Just to give you a flavour some of the points he makes are as follows: “Nowhere does Jesus call his followers to start a religion. Jesus invitation to his first disciples was to follow him”….”religion at its most basic, provides a way of understanding the relationship between humans and the divine…for centuries, religion generally developed along the arc of human progress, but it no longer seems to be the case. At some point, religion dug in its heels and stopped advancing………..Religion works best in fixed societies…where ideas are static and boundaries are clearly defined. But this is not the postmodern world……Religion by nature always tries to divide…Spirituality seeks common ground……….What if God’s primary occupation isn’t punishment for sin?.............The role of religion is to point the way to God, not to control the flow. The goal is not to make people forever dependent on the Church………..Maybe the greatest gift the Christian religion can offer the world right now is to remove itself from the battle for God……In our current culture, it isn’t the local church or pastor that is providing a compelling vision of the afterlife but musicians, filmmakers and authors……….The message of Jesus is about making connections with each other and rooting the world in the love of God………part of faith’s role in society is to inject a vision of another way of being human…..grace is a miracle because it is not controlled, structured, shaped, or handed out by human beings or their religions”

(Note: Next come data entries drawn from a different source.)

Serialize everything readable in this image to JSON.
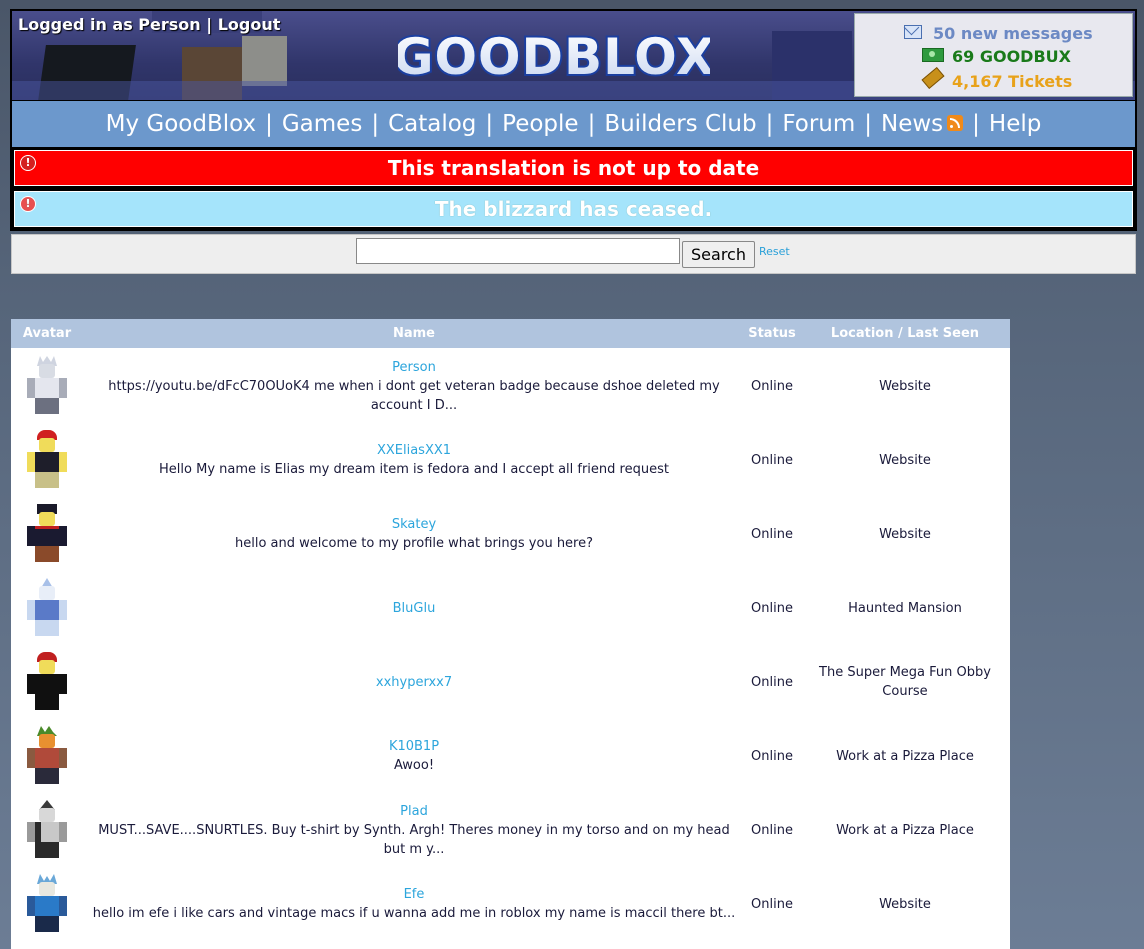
{
  "header": {
    "logged_in_text": "Logged in as Person",
    "separator": "|",
    "logout_label": "Logout",
    "logo_text": "GOODBLOX"
  },
  "stats": {
    "messages": "50 new messages",
    "goodbux": "69 GOODBUX",
    "tickets": "4,167 Tickets"
  },
  "nav": {
    "items": [
      "My GoodBlox",
      "Games",
      "Catalog",
      "People",
      "Builders Club",
      "Forum",
      "News",
      "Help"
    ],
    "separator": "|"
  },
  "alerts": [
    {
      "text": "This translation is not up to date",
      "color": "#ff0000"
    },
    {
      "text": "The blizzard has ceased.",
      "color": "#a5e4fb"
    }
  ],
  "search": {
    "value": "",
    "button_label": "Search",
    "reset_label": "Reset"
  },
  "table": {
    "headers": [
      "Avatar",
      "Name",
      "Status",
      "Location / Last Seen"
    ],
    "rows": [
      {
        "name": "Person",
        "blurb": "https://youtu.be/dFcC70OUoK4 me when i dont get veteran badge because dshoe deleted my account I D...",
        "status": "Online",
        "location": "Website"
      },
      {
        "name": "XXEliasXX1",
        "blurb": "Hello My name is Elias my dream item is fedora and I accept all friend request",
        "status": "Online",
        "location": "Website"
      },
      {
        "name": "Skatey",
        "blurb": "hello and welcome to my profile what brings you here?",
        "status": "Online",
        "location": "Website"
      },
      {
        "name": "BluGlu",
        "blurb": "",
        "status": "Online",
        "location": "Haunted Mansion"
      },
      {
        "name": "xxhyperxx7",
        "blurb": "",
        "status": "Online",
        "location": "The Super Mega Fun Obby Course"
      },
      {
        "name": "K10B1P",
        "blurb": "Awoo!",
        "status": "Online",
        "location": "Work at a Pizza Place"
      },
      {
        "name": "Plad",
        "blurb": "MUST...SAVE....SNURTLES. Buy t-shirt by Synth. Argh! Theres money in my torso and on my head but m y...",
        "status": "Online",
        "location": "Work at a Pizza Place"
      },
      {
        "name": "Efe",
        "blurb": "hello im efe i like cars and vintage macs if u wanna add me in roblox my name is maccil there bt...",
        "status": "Online",
        "location": "Website"
      }
    ]
  },
  "colors": {
    "nav_bg": "#6c98cc",
    "table_header_bg": "#b0c4de",
    "username_link": "#2ca5dc",
    "goodbux": "#1a7a1a",
    "tickets": "#e8a21a",
    "messages": "#6c89c4"
  },
  "icons": {
    "messages": "envelope-icon",
    "goodbux": "money-icon",
    "tickets": "ticket-icon",
    "news": "rss-icon",
    "alert": "exclamation-icon"
  }
}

Many in our churches today would dismiss this as ‘heresy’ and they would be right but they forget that the one who we wrongly call the ‘founder’ of the Church was the greatest heretic of all. And ironically I think Christopher Hitchens would be much more comfortable in Jesus’ presence than many of those who are a part of that institution we call Church.

Sorry to be so long-winded Sarah but this confusion of Jesus with Christianity really gets me wound up!

Thanks for providing a safety valve!